Question

Two individuals are running for mayor in a city. You conduct an election survey among 578 respondents a week before the election and find that 51% of the respondents prefer candidate A. Can you predict a winner? Use the 99% level. (Hint: In a two-candidate race, what percentage of the voter would the winner need? Does the confidence interval indicate that candidate A has a sure margin of victory? Remember that while the population parameter is probably in the confidence interval, it may be anywhere in the interval.)

Answer 1

Based on the survey conducted a week before the election, we can predict that candidate A will win the mayor election.

Step-by-step explanation:

To determine a winner based on the survey, we can calculate the margin of error for the proportion of respondents who prefer candidate A. Since the survey was conducted with 578 respondents and 51% prefer candidate A, we can calculate the standard error using the formula:

Standard Error = sqrt(p*(1-p)/n)

With a sample size of 578, the standard error is approximately sqrt(0.51*(1-0.51)/578) = 0.022.

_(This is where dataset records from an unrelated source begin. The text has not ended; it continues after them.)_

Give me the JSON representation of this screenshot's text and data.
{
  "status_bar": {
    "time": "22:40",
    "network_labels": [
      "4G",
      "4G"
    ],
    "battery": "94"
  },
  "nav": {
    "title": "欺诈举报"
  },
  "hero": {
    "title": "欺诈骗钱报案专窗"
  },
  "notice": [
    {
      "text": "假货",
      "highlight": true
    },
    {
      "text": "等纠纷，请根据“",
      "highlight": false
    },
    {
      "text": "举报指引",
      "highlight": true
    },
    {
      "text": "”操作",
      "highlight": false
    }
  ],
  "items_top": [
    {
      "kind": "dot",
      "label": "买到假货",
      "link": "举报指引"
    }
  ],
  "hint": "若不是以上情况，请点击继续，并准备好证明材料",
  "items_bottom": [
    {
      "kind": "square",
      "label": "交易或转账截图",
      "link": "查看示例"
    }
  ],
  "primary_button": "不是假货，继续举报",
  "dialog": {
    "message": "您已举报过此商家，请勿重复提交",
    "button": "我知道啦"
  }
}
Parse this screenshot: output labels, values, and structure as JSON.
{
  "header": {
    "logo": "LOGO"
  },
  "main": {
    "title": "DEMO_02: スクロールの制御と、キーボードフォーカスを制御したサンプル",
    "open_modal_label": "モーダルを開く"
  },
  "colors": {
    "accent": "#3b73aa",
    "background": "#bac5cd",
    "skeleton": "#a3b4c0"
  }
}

To calculate the margin of error, we can multiply the standard error by the critical value:

Margin of Error = Critical Value * Standard Error

For a 99% confidence level, the critical value is approximately 2.576.

So the margin of error is approximately 2.576 * 0.022 = 0.057.

Therefore, the 99% confidence interval for the proportion of respondents who prefer candidate A is 51% +/- 0.057%, or between 50.943% and 51.057%. Since the midpoint of the confidence interval is still above 50%, we can predict that candidate A will win the election based on the survey.